The memory of Hypatia writhing against me was unsettling, but I knew that I would see her again the next night. Perhaps there was some other site of exotic debauchery we could try. And perhaps what she was to bring me would solve the mysteries surrounding the death of Iphicrates.
I was well pleased with the events of the day and the prospects for the morrow. It was just as well that I could go to sleep in such a state of complacency, because when I woke up, there was a dead woman in bed with me.
11
I COULD NOT UNDERSTAND WHY A LEGION of cocks was crowing in my ear. Surely, with all their strange tastes, these pseudo-Egyptian Macedonians didn’t keep livestock in the Palace. Then my head began to clear and I realized that it was the embassy slaves raising the racket. Some of them were eunuchs and these added a falsetto quality to the uproar. What on earth had them so upset?
I struggled to a sitting position, rubbing my eyes to get them into focus. Right away, I knew that I had the sort of hangover that makes you certain that the gods robbed you of your youth in your sleep. My mouth tasted like the bottom of a garum vat. The resin from the Greek wine lent a certain dockside element to the foulness, as if my mouth had been tarred and caulked.
I glared blearily at the slave who stood in the doorway pointing at me and gabbling something in Egyptian. Others behind him stared wide-eyed.
“What are you pointing at?” I demanded. I intended to sound forceful. But my voice came out in a croak. “Have you all gone mad?”

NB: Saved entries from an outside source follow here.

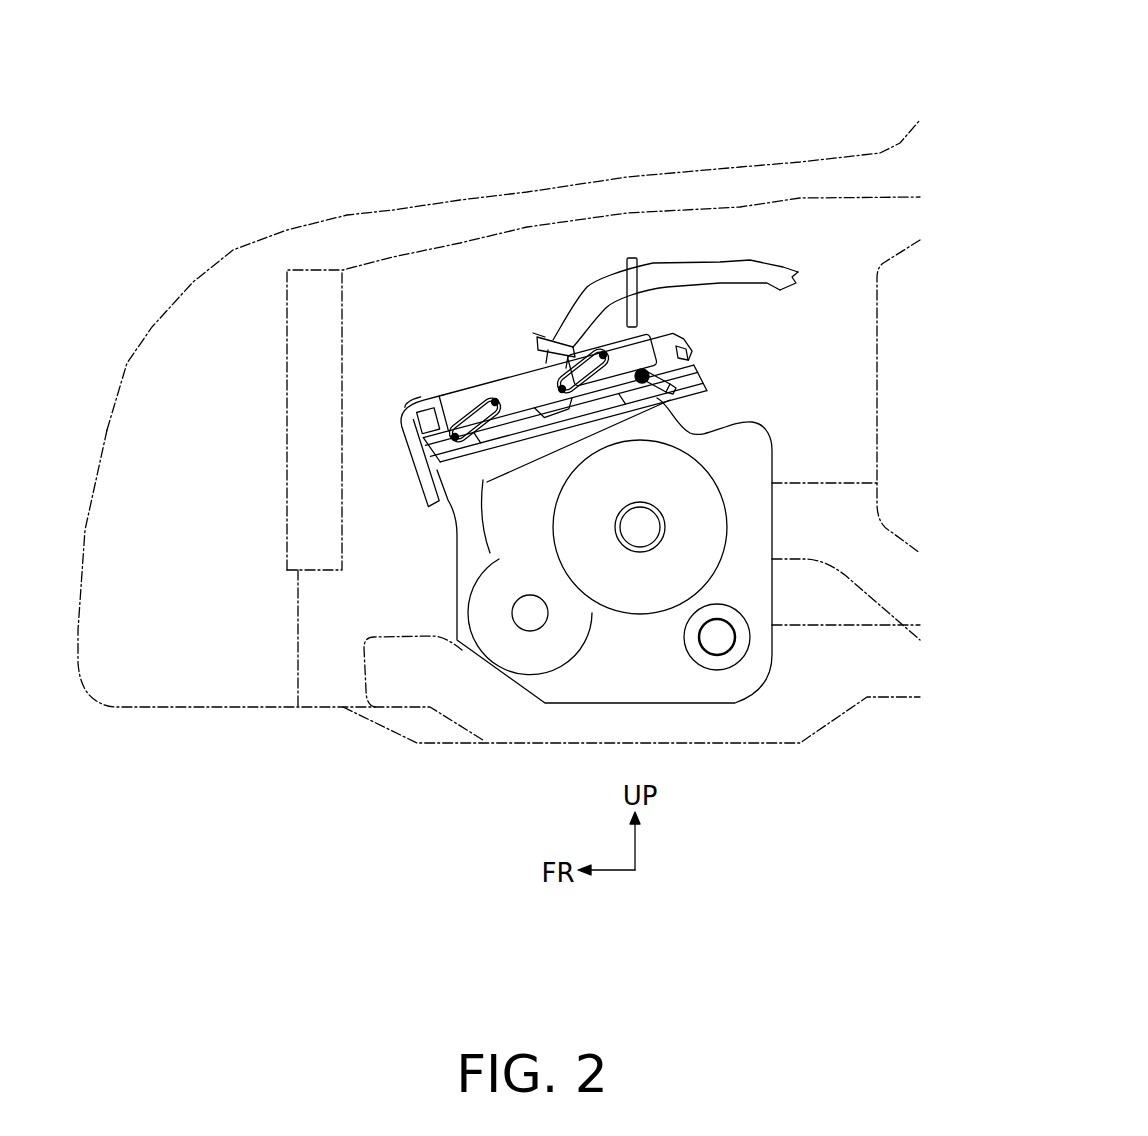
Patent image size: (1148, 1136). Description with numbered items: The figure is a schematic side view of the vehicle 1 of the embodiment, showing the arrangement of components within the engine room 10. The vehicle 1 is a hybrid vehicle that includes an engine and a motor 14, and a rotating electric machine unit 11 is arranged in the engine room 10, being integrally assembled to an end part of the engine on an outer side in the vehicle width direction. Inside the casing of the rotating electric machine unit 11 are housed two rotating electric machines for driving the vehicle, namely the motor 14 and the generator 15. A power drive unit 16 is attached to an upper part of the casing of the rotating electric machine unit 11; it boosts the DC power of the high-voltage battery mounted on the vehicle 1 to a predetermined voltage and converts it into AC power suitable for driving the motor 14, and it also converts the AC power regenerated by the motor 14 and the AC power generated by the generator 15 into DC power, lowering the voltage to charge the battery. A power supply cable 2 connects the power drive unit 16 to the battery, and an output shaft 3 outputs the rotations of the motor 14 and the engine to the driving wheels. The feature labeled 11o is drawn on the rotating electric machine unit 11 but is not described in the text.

The vehicle 1 is at (451, 117).
The power supply cable 2 is at (712, 262).
The output shaft 3 is at (728, 652).
The engine room 10 is at (401, 272).
The rotating electric machine unit 11 is at (770, 410).
The bolt 11o is at (668, 392).
The motor 14 is at (730, 557).
The generator 15 is at (495, 660).
The power drive unit 16 is at (460, 374).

Then I realized that he was not pointing at me. He was pointing just to one side of me. With a prickling scalp I turned to see, then squeezed my eyes shut. It didn’t help. When I opened them again, she was still there. It was Hypatia, and she was quite dead. Were I a poet, I would say that her staring eyes were full of reproach, but they expressed nothing at all. The eyes of the dead never do.
She was naked, and the bone hilt of a dagger protruded from just below her left breast. There was a small wound below her left ear, and her lovely black hair was matted with blood. I saw her bloodstained gown on the floor by her.

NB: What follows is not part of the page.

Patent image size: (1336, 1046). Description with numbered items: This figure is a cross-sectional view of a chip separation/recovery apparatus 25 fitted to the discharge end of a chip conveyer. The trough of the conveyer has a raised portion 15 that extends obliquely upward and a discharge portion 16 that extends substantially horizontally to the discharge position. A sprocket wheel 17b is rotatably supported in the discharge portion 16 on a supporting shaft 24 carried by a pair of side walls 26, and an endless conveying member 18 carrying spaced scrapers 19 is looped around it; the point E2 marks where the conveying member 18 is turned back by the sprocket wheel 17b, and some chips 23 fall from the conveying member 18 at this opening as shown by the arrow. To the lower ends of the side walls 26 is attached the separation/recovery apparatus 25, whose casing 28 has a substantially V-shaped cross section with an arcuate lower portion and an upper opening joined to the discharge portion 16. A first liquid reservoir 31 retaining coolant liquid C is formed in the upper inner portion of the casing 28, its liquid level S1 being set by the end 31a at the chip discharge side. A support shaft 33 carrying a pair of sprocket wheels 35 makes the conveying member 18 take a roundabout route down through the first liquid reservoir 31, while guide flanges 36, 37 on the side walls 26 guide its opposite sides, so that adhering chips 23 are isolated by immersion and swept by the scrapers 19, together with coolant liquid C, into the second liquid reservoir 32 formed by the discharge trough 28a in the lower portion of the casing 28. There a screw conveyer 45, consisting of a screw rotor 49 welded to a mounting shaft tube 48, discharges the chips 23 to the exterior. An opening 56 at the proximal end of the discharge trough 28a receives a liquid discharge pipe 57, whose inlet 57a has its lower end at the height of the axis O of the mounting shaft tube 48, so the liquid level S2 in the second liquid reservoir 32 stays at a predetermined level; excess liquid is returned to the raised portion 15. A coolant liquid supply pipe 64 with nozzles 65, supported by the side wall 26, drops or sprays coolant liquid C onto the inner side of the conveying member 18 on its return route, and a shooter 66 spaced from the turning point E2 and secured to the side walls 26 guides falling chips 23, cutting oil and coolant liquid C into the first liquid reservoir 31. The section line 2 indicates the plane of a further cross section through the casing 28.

“What is this?” Creticus came storming in and went pale when he saw the little tableau. Behind him were Rufus and the others.
“It isn’t …” I cursed my thick tongue.
Creticus pointed at me. “Decius Caecilius Metellus, I arrest you. Bind him and throw him in the cellar.”
A pair of burly, shaven-headed men came forward and laid hands on me. These were the Binder and the Whipper, the slave disciplinarians belonging to the embassy. They didn’t often get a chance to practice their skills on a free man and they made the most of it. They jerked my arms behind me and slapped manacles around my wrists. Then they hauled me to my feet.
“At least let me get dressed!” I hissed.